Monday, August 10, 2009


Last summer I came up with the brilliant plan to ride my bike from my house (in the southeast corner of Saskatoon) to my parents' house (in Martensville). It was an ambitious plan for someone who could only qualify as a very casual cyclist. By car it's about a 30-35 minute drive, with much of that at highway speeds.

Last summer, it never came to pass.

But my mom didn't forget, and she's been reminding me of The Plan every now and then.

When this past Saturday dawned sunny and calm, it seemed like the perfect day for ride out to Martensville.

After a quick breakfast I pumped up the tires, donned my bike helmet and gloves, and off I went.

It was a gorgeous day for a ride. I made my way downtown and then took the Meewasin Trail up to the north end of the city, biking along the river the whole way north. Not for the first time I thought how thankful I am to live in such a beautiful city.

As I zipped along, I came across several groups of cyclists. Actual cyclists, with road bikes and dropped handlebars, form-fitting outfits and shoes that clip into their pedals. Going at speeds much great than I.

And they gave me The Nod.

And sometimes even a wave.

You know what I mean - the nod that signifies solidarity in your choice of transportation. Like, "Hey, there's another cyclist! Nice to see you out on such a fine day."

They acknowledged me as One of Them.

Which I thought was pretty cool. And may have had something to do with the fact that I was wearing a yellow tee shirt not dissimilar to theirs, and perhaps they pegged me as a missing link in their peloton.

Whatever the reason, it was nice to feel for a few minutes like I was part of something greater than myself.

Which made me think about how we all need to belong somewhere.

And then I carried on my merry way.

Some parts of the ride were rather harrowing. Choosing a stretch of road with a 90 km/hr speed limit and no shoulder was not a wise option. But I felt myself relax as soon as I turned off onto a gravel road and the sound of crickets rivalled the traffic noises from the highway not too far away.

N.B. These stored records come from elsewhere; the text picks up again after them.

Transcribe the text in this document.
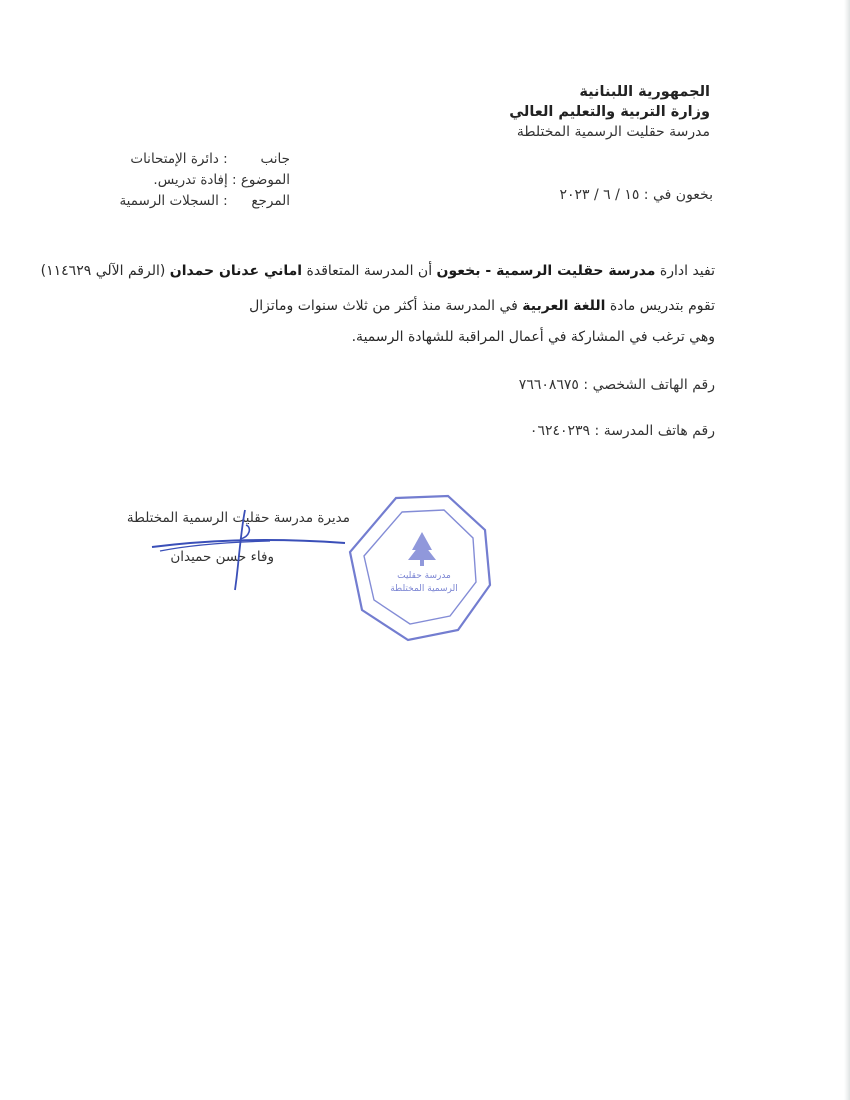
الجمهورية اللبنانية
وزارة التربية والتعليم العالي
مدرسة حقليت الرسمية المختلطة
جانب : دائرة الإمتحانات
الموضوع : إفادة تدريس.
المرجع : السجلات الرسمية	بخعون في : ١٥ / ٦ / ٢٠٢٣
تفيد ادارة مدرسة حقليت الرسمية - بخعون أن المدرسة المتعاقدة اماني عدنان حمدان (الرقم الآلي ١١٤٦٢٩)
تقوم بتدريس مادة اللغة العربية في المدرسة منذ أكثر من ثلاث سنوات وماتزال
وهي ترغب في المشاركة في أعمال المراقبة للشهادة الرسمية.
رقم الهاتف الشخصي : ٧٦٦٠٨٦٧٥
رقم هاتف المدرسة : ٠٦٢٤٠٢٣٩
مديرة مدرسة حقليت الرسمية المختلطة
وفاء حسن حميدان
مدرسة حقليت
الرسمية المختلطة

The tall grass and blue sky, with nothing but a straight dirt road stretching out in front of me made me think of when I was a teenager and I would go out for hours and just ride around. No destination in mind, just my two wheels crunching over the gravel, giving space to my daydreams.

I arrived in Martensville safe and sound, happy to dismount for a few hours and have lunch with my mom and dad.

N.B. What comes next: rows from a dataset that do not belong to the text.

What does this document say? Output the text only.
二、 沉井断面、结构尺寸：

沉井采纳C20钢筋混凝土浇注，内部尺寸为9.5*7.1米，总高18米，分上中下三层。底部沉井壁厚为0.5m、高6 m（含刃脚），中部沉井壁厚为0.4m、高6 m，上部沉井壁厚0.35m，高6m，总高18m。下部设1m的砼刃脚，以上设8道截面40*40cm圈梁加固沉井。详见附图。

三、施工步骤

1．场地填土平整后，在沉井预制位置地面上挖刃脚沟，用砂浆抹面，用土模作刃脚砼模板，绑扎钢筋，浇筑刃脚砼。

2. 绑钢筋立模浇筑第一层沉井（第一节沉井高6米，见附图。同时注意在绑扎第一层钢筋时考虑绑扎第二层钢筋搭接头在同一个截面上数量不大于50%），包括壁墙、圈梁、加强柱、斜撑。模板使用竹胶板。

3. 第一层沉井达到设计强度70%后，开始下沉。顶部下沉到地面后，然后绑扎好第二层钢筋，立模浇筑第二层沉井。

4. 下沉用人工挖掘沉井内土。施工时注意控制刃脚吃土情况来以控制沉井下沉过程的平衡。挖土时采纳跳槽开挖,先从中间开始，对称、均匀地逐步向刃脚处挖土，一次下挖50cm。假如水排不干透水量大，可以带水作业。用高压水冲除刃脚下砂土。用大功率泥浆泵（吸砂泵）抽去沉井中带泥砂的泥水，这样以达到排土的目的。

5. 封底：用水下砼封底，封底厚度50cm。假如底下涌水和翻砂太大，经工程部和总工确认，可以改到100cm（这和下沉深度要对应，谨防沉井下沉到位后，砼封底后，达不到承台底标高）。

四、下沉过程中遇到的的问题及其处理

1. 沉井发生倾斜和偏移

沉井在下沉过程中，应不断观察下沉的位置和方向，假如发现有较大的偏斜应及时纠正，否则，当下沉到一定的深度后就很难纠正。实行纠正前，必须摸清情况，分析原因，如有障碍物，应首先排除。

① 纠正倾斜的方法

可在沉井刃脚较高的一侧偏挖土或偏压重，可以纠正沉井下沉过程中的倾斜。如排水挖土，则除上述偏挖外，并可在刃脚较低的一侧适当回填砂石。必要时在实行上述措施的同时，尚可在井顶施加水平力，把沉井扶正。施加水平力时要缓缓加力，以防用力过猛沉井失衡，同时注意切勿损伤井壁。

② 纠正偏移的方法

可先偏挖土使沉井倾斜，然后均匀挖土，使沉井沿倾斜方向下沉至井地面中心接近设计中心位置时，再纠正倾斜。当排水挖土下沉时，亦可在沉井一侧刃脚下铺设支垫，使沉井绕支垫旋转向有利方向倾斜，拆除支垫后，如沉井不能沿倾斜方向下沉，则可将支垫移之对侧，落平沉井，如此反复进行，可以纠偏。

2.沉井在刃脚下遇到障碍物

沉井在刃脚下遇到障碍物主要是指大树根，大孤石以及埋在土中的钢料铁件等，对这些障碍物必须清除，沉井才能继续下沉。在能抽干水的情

Due to some prearranged supper plans, though, I had to hit the road before too long. I took a different, safer, route home and aside from riding through a brief bug storm, (thankfully I had my mouth closed at the time,) arrived back at my house in one piece.

The round trip took 3 hours, 17 minutes and made me wonder where else these wheels can take me this summer.


Russ said...

Feels good doesn't it? Up until 6 months ago I don't think I had ever ridden more than 10 miles at a time, but then in March when my co-worker announced his plan of quitting his job and riding his bike from here (San Diego) to Boston, I decided to join him for a week. It was an ambitious decision, but turned out to be an amazing trip, proving what you can do when you decide that you really want to do it. It ended up being 400 miles in 7 day, and an experience I'll never forget. And even when I was training I never even went on more than a 3 hour ride, which means that you could ride your bike 400 miles (or 4000) too! :)

Carmen Klassen said...

Hi Russ,
Thanks for the comment. Congrats on riding 400 miles! What an accomplishment.

Anonymous said...

The group of riders you saw likely was the Horizon 100 cycling group. Next May, you should join with the Monday night women's ride, which will introduce you to the skills to ride in a nice group like that.